Salting and Pickling the Roots of Winter
In an archipelago of islands surrounded by vast seas, it’s no wonder salt is such an essential ingredient in Japanese cuisine. It’s a key ingredient within key ingredients, including soy and miso. It’s used to draw out moisture and plump the flesh of fish before preparing sashimi. And salt is the preservative in umeboshi, rakkyou, and every other kind of pickle from hakusai to nukazuke to the quickest of pickles prepared just before eating. Salt has saved many a leftover daikon radish or turnip peel from the compost bin and given culinary purpose winter’s array of roots. In winter we sometimes long for a dose of raw vegetables but few options abound. A salt pickle salad of black radish, watermelon radish, daikon radish, or even kohlrabi or celeriac can be just the helping of fibrous crunch we crave.
It was many years ago, now, that I first fell in love with a handsome Spanish radish at the local market. It had a calloused coal-colored rind and smooth snow-white flesh. I was immediately smitten with rugged monochrome radish. The thin, black, tough-as-nails pelt begged to be discarded, but that line where it clung to the pearly flesh inside held all of its beauty. To peel it away would be to reject its most lovely aspect. The meat of the radish too held its own challenges. It resisted heat, staying marble hard until an undetectable moment when it surrendered and melted to mush. I bought them over and over, and though the dishes I offered my family at the table received sympathetic reviews at best, they too wanted to believe in this vegetable’s greater potential. Kuniko took particular interest in it the daikon and told her eldest daughter Koo about it. We were all captivated, united as a family in our determination to find a good way to bring it to the table.
In the end, Koo and I independently came to the same conclusion, that ultimately it performed best in a traditional Japanese quick pickle salad, sliced as thinly as possible and salted for a few hours to later be rinsed and dressed for dinner. I liked Koo’s treatment of a bit of rice vinegar, mirin, and ribbons of yuzu rind. I hadn’t thought to use mirin but a splash of sweet mellowed the salt soaked bite of this radish’s peppery flesh. Mirin is found in most pantries but it’s generally absent from our arsenal of condiments.
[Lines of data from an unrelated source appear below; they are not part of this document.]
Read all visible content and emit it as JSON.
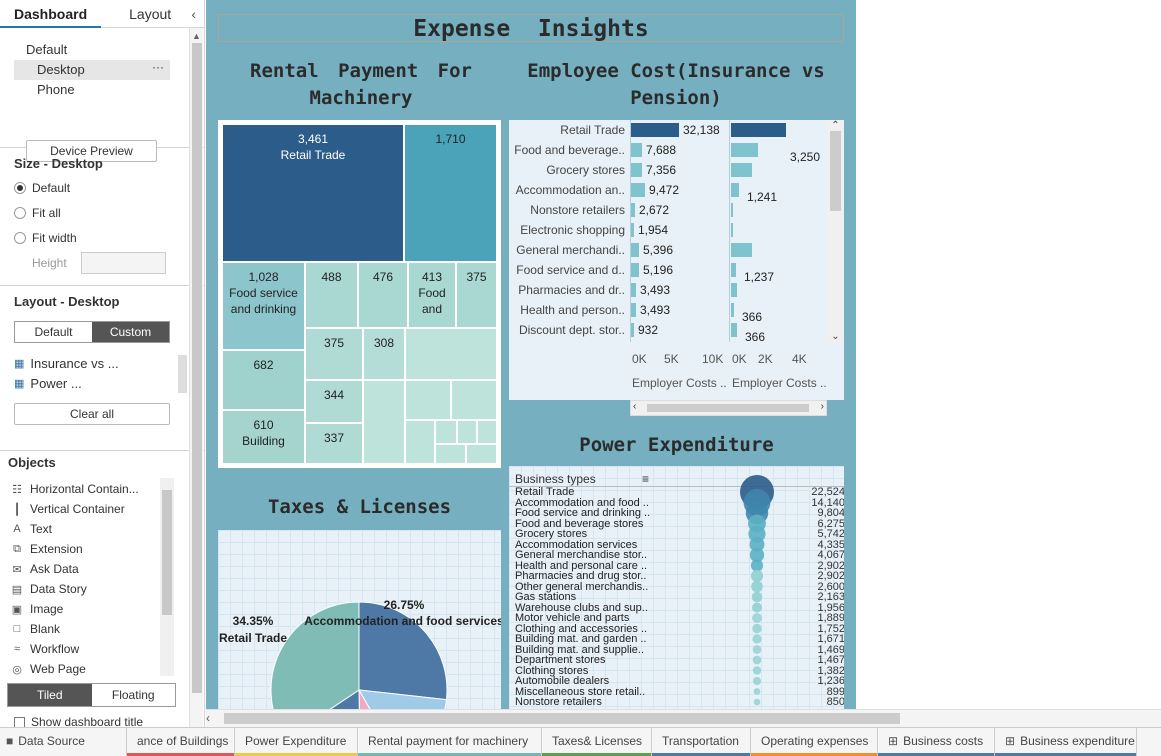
{
  "sidebar": {
    "tabs": [
      "Dashboard",
      "Layout"
    ],
    "collapse_icon": "chevron-left-icon",
    "devices": [
      "Default",
      "Desktop",
      "Phone"
    ],
    "device_preview_label": "Device Preview",
    "size_title": "Size - Desktop",
    "size_options": [
      "Default",
      "Fit all",
      "Fit width"
    ],
    "height_label": "Height",
    "layout_title": "Layout - Desktop",
    "layout_buttons": [
      "Default",
      "Custom"
    ],
    "sheets": [
      "Insurance vs ...",
      "Power ..."
    ],
    "clear_all_label": "Clear all",
    "objects_title": "Objects",
    "objects": [
      {
        "label": "Horizontal Contain...",
        "icon": "horizontal-container-icon"
      },
      {
        "label": "Vertical Container",
        "icon": "vertical-container-icon"
      },
      {
        "label": "Text",
        "icon": "text-icon"
      },
      {
        "label": "Extension",
        "icon": "extension-icon"
      },
      {
        "label": "Ask Data",
        "icon": "ask-data-icon"
      },
      {
        "label": "Data Story",
        "icon": "data-story-icon"
      },
      {
        "label": "Image",
        "icon": "image-icon"
      },
      {
        "label": "Blank",
        "icon": "blank-icon"
      },
      {
        "label": "Workflow",
        "icon": "workflow-icon"
      },
      {
        "label": "Web Page",
        "icon": "web-page-icon"
      }
    ],
    "tiled_label": "Tiled",
    "floating_label": "Floating",
    "show_title_label": "Show dashboard title"
  },
  "dashboard": {
    "title": "Expense  Insights",
    "rental_title": "Rental  Payment  For Machinery",
    "employee_title": "Employee  Cost(Insurance  vs Pension)",
    "taxes_title": "Taxes & Licenses",
    "power_title": "Power  Expenditure",
    "employee_axis_label_1": "Employer Costs ..",
    "employee_axis_label_2": "Employer Costs ..",
    "employee_ticks_1": [
      "0K",
      "5K",
      "10K"
    ],
    "employee_ticks_2": [
      "0K",
      "2K",
      "4K"
    ],
    "power_header": "Business types"
  },
  "treemap": [
    {
      "value": "3,461",
      "label": "Retail Trade"
    },
    {
      "value": "1,710",
      "label": ""
    },
    {
      "value": "1,028",
      "label": "Food service and drinking"
    },
    {
      "value": "488",
      "label": ""
    },
    {
      "value": "476",
      "label": ""
    },
    {
      "value": "413",
      "label": "Food and"
    },
    {
      "value": "375",
      "label": ""
    },
    {
      "value": "375",
      "label": ""
    },
    {
      "value": "308",
      "label": ""
    },
    {
      "value": "682",
      "label": ""
    },
    {
      "value": "344",
      "label": ""
    },
    {
      "value": "610",
      "label": "Building"
    },
    {
      "value": "337",
      "label": ""
    }
  ],
  "employee_rows": [
    {
      "label": "Retail Trade",
      "insurance": 32138,
      "insurance_label": "32,138",
      "pension": 3250,
      "pension_label": ""
    },
    {
      "label": "Food and beverage..",
      "insurance": 7688,
      "insurance_label": "7,688",
      "pension": 1600,
      "pension_label": "3,250"
    },
    {
      "label": "Grocery stores",
      "insurance": 7356,
      "insurance_label": "7,356",
      "pension": 1241,
      "pension_label": ""
    },
    {
      "label": "Accommodation an..",
      "insurance": 9472,
      "insurance_label": "9,472",
      "pension": 500,
      "pension_label": "1,241"
    },
    {
      "label": "Nonstore retailers",
      "insurance": 2672,
      "insurance_label": "2,672",
      "pension": 80,
      "pension_label": ""
    },
    {
      "label": "Electronic shopping",
      "insurance": 1954,
      "insurance_label": "1,954",
      "pension": 60,
      "pension_label": ""
    },
    {
      "label": "General merchandi..",
      "insurance": 5396,
      "insurance_label": "5,396",
      "pension": 1237,
      "pension_label": ""
    },
    {
      "label": "Food service and d..",
      "insurance": 5196,
      "insurance_label": "5,196",
      "pension": 300,
      "pension_label": "1,237"
    },
    {
      "label": "Pharmacies and dr..",
      "insurance": 3493,
      "insurance_label": "3,493",
      "pension": 366,
      "pension_label": ""
    },
    {
      "label": "Health and person..",
      "insurance": 3493,
      "insurance_label": "3,493",
      "pension": 200,
      "pension_label": "366"
    },
    {
      "label": "Discount dept. stor..",
      "insurance": 932,
      "insurance_label": "932",
      "pension": 366,
      "pension_label": "366"
    }
  ],
  "pie": {
    "slices": [
      {
        "label": "Retail Trade",
        "pct": "34.35%",
        "value": 34.35,
        "color": "#7fbcb5"
      },
      {
        "label": "Accommodation and food services",
        "pct": "26.75%",
        "value": 26.75,
        "color": "#4e79a7"
      },
      {
        "label": "",
        "pct": "",
        "value": 15,
        "color": "#a0cbe8"
      },
      {
        "label": "",
        "pct": "",
        "value": 8,
        "color": "#f1a7c5"
      },
      {
        "label": "",
        "pct": "",
        "value": 15.9,
        "color": "#4e79a7"
      }
    ]
  },
  "power_rows": [
    {
      "label": "Retail Trade",
      "value": "22,524",
      "num": 22524
    },
    {
      "label": "Accommodation and food ..",
      "value": "14,140",
      "num": 14140
    },
    {
      "label": "Food service and drinking ..",
      "value": "9,804",
      "num": 9804
    },
    {
      "label": "Food and beverage stores",
      "value": "6,275",
      "num": 6275
    },
    {
      "label": "Grocery stores",
      "value": "5,742",
      "num": 5742
    },
    {
      "label": "Accommodation services",
      "value": "4,335",
      "num": 4335
    },
    {
      "label": "General merchandise stor..",
      "value": "4,067",
      "num": 4067
    },
    {
      "label": "Health and personal care ..",
      "value": "2,902",
      "num": 2902
    },
    {
      "label": "Pharmacies and drug stor..",
      "value": "2,902",
      "num": 2902
    },
    {
      "label": "Other general merchandis..",
      "value": "2,600",
      "num": 2600
    },
    {
      "label": "Gas stations",
      "value": "2,163",
      "num": 2163
    },
    {
      "label": "Warehouse clubs and sup..",
      "value": "1,956",
      "num": 1956
    },
    {
      "label": "Motor vehicle and parts",
      "value": "1,889",
      "num": 1889
    },
    {
      "label": "Clothing and accessories ..",
      "value": "1,752",
      "num": 1752
    },
    {
      "label": "Building mat. and garden ..",
      "value": "1,671",
      "num": 1671
    },
    {
      "label": "Building mat. and supplie..",
      "value": "1,469",
      "num": 1469
    },
    {
      "label": "Department stores",
      "value": "1,467",
      "num": 1467
    },
    {
      "label": "Clothing stores",
      "value": "1,382",
      "num": 1382
    },
    {
      "label": "Automobile dealers",
      "value": "1,236",
      "num": 1236
    },
    {
      "label": "Miscellaneous store retail..",
      "value": "899",
      "num": 899
    },
    {
      "label": "Nonstore retailers",
      "value": "850",
      "num": 850
    }
  ],
  "bottom_tabs": [
    {
      "label": "Data Source",
      "icon": "data-source-icon",
      "color": ""
    },
    {
      "label": "ance of Buildings",
      "icon": "",
      "color": "#e15759"
    },
    {
      "label": "Power  Expenditure",
      "icon": "",
      "color": "#edc948"
    },
    {
      "label": "Rental payment for machinery",
      "icon": "",
      "color": "#76b7b2"
    },
    {
      "label": "Taxes& Licenses",
      "icon": "",
      "color": "#59a14f"
    },
    {
      "label": "Transportation",
      "icon": "",
      "color": "#4e79a7"
    },
    {
      "label": "Operating  expenses",
      "icon": "",
      "color": "#f28e2b"
    },
    {
      "label": "Business costs",
      "icon": "dashboard-grid-icon",
      "color": "#4e79a7"
    },
    {
      "label": "Business expenditure",
      "icon": "dashboard-grid-icon",
      "color": "#4e79a7"
    }
  ]
}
When I came to Japan I adopted Kuniko’s standards and methods in the kitchen. She in turn had spent years cooking towards her husband Takashi’s standards at the table. He campaigned against sweeteners so she seasoned her dishes only with dashi, soy, sake, and salt, and I learned to do the same. But in my cupboard I had a special bottle of mirin on hand. When I interviewed a local sake brewer, Daisuke Komatsu, he had just begun making honmirin or true mirin. Honmirin is made from steamed mochigome, a sweeter rice, komekouji, rice inoculated with koji spores, and shouchu, a vodka like distilled alcohol. Mirin was originally made centuries ago as a drink for aristocratic women, Komatsu told me, and believing it had been a wonderful part of Japan’s beverage culture, he wanted to reintroduce it to his customers. Whether they chose to drink it or cook with it was up to them. What most people cook with today is the mirin you find clustered beside vinegar on the shelves of grocery stores and it’s at best a simulation of honmirin, he said. At the time his product was still in development, fermenting alongside the sakes his brewery is known for but he filled two frosted glass bottles with his prototype to send home with me. Perhaps for lack of an aristocratic palette I wasn’t partial to it as a drink so I added it to the drawer of cooking condiments where it stayed for a long time until a handsome but difficult radish reminded me to reach for Komatsu’s gift.